Approximately a third of the 22,000 Ukrainian refugees who have arrived in Estonia so far need state support to find accommodation. The majority of new arrivals are currently staying with friends or family.
On Monday, 1,500 new refugees arrived in Estonia from Ukraine, ETV's current affairs show "Aktuaalne kaamera" (AK) reported on Tuesday evening.
The majority were taken to Pärnu, Tartu, Rakvere and Tallinn after entering the country via the Ikla border point in southern Estonia. They will be provided with physical support, tested for coronavirus and then registered.
Meeli Hunt, the coordinator of the Tallinn Refugee Center, told AK: "Registration is necessary so that we know how many people we have in the city. How many people are moving on, where they are going, whether they need a hotel, whether they need any other services, whether they have clothes, whether they have basic necessities."
Questions are also asked about children and if they need to attend kindergarten or school.
The majority of refugees are women and children. This is because men Ukraine has banned men aged 18-60 from leaving the country.
On Tuesday, AK spoke to some people outside the reception center in Tallinn's Kalamaja district.
One new arrival, Aljona said she does not plan on putting her child in a kindergarten as her plan is to return to Ukraine as soon as possible.
Another woman told the show why she chose to come to Estonia: "I was born in Tallinn, but I lived in Kharkiv, Ukraine, for 25 years. I brought my children here from Tallinn on March 9."
But some people have arrived in Tallinn with no family connections. Valentina told AK she now needs to find a long-term place to live and work.
"I know where we're going to live now. I know what we're going to eat. I understand where we're going to live and stay today, tomorrow and the coming months. But there is a big question mark over everything else because we don't know how long we have to be here. That's why we're planning to find a place to live and work. This is my first time in Estonia," she said.
Tatiana told AK: "We want the war to end tomorrow and we can go home. We are here because there is a war and our children need security and education."
So far, fewer than 5,000 refugees have required state assistance to find accommodation but this number is growing. There are 4,200 places and housing can be offered for one month.
Communications manager for the Estonian Refugee Council Madle Timm said during this month the organization will try and find longer-term rental accommodation for them.
The Police and Border Guard Board (PPA), which is managing the arrivals process, said it is likely European Union support will kick in soon.

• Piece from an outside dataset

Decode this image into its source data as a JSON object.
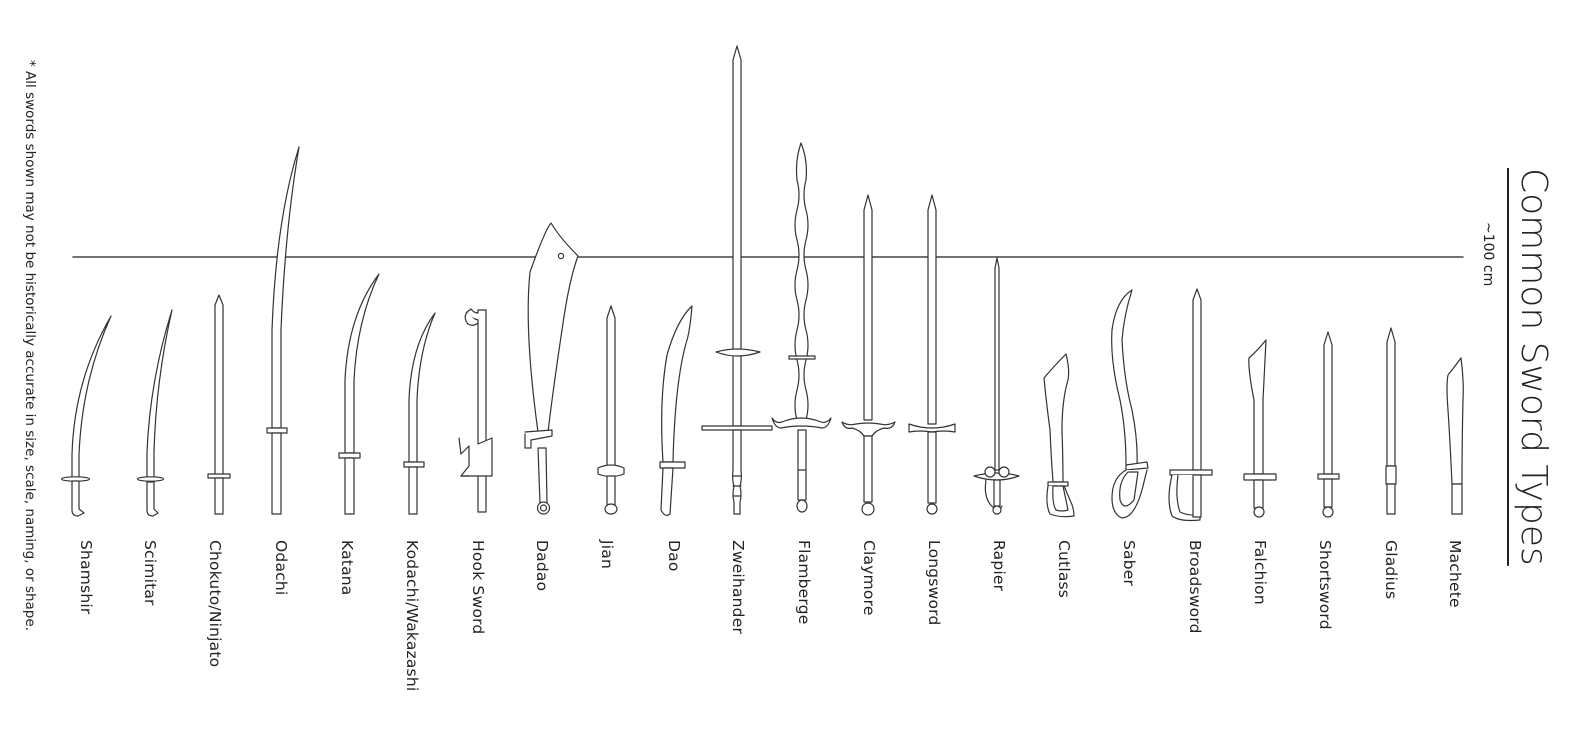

"At one point, it is very likely that relocation mechanisms from across the European Union will also come into play," said PPA crisis manager Egert Belitšiv.
Funding given to the Estonian Refugee Council is covering the cost of evacuations from the Polish border. It is thought they will continue to organize departures for another three weeks.
Since February 27, approximately 22,000 refugees have arrived in Estonia from Ukraine, around 40 percent have been children. Of the total, 6,000 said they do not plan to stay in Estonia and are transiting the country.
Estonia has a population 1.3 million so the new arrivals already number 1 percent of the population.